Namun meski pun tidak seluruh Muspida menyetujuinya, Kadrie Oening tetap dengan pendiriannya : “becak harus lenyap dari Samarinda”. Tentu saja menuntut juga keberanian dan ketegasan untuk dapat melaksanakan, meski pun secara bertahap. Yakni tahap pertama  (dari 1 Agustus 19 s/d 30 September 1974, selama 2 bulan), dimulai jalan –jalan protokol yang di “bebas becak”kan, disusul tahap kedua (dari 1 Oktober  s/d 31 Desember 1974, selama 3 bulan) seluruh jalan dalam kota. Selanjutnya sejak 1 Januari 1975, berlaku tahap ketiga atau terakhir, yakni seluruh kota bahkan sluruh Kotamadya Samarinda merupakan “daerah bebas becak” (DBB).

            Tidak kecil hambatan yang dihadapi Walikota Kadrie Oening dalam melaksanakan apa saja yang sudah menjadi “kebulatan tekad”nya itu. Di antaranya ratusan abang becak pernah mengadakan unjuk rasa (demonstrasi) ke Balaikota supaya menghapuskan becak setidak-tidaknya ditangguhkan (ditunda) pelaksanaannya. Namun Kadrie Oening  dengan keberanian moril dan kekuatan mental yang dimilikinya, siap menghadapinya, yang akhirnya menyebabkan unjuk rasa itu mundur secara teratur”. Sebab dalam kebijaksanaannya menghapuskan kendaraan beroda tiga yang digerakkan dengan tenaga manusia itu, Walikota tidak menghapuskan begitu saja, melainkan sebagai “jalan keluar”nya dia mengajukan beberapa aternatif yang tidak “mematikan” mata pencaharian para bekas pengemudinya (abang becak).
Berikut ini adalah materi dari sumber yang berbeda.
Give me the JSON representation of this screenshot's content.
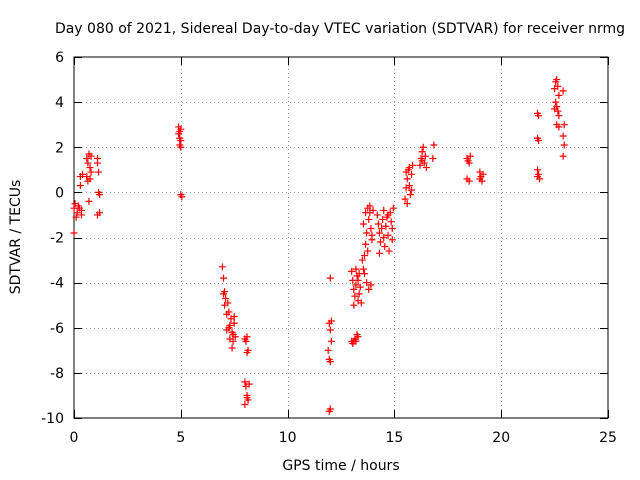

            SAMARINDA “KOTA BECAK “- Sejak 1 Januari 1975 becak yang selama beberapa puluh tahun sejak zaman Hindia Belanda mendominasi jalan-jalan di Samarinda, sudah nampak tidak ada lagi beroperasi. Padahal Samarinda pernah dikenal sebagai “kota Becak” karena saking banyaknya jenis alat angkutan penumpang tersebut.

Demikianlah, sejak 1 Januari 1975 lalu, becak yang selama beberapa puluh tahun sejak zaman Hindia Belanda mendominasi jalan-jalan di Samarinda, sehingga Samarinda pernah dikenal sebagai “kota Becak” saking banyaknya jenis alat angkutan penumpang tersebut, tidak nampak lagi beroperasi. Tidak saja di Samarinda Kota, tetapi meliputi seluruh kotamadya Samarinda. Padahal di Jakarta sendiri sampai sekarang Pemerintah Daerahnya (DKI) belum berhasil menghapuskan  becak.

Samarinda termasuk kota pertama yang menghapuskan becak di Indonesia. Karena ketegasan dan keberanian Walikota Komas (Kotamadya Samarinda) HM Kadrie Oening.

            Mungkin atau dapat dipastikan Samarinda adalah kota pertama di seluruh Indonesia (yang mempunyai becak) yang berhasil menghapuskan jenis kendaraan yang tidak sesuai lagi dengan alam kemerdekaan. Dan ini adalah berkat ketegasan dan keberanian bertindak dari Walikotanya yang pada waktu itu dijabat oleh Haji. HM. Kadrie Oening yang telah almarhum pada 6 Juni lalu.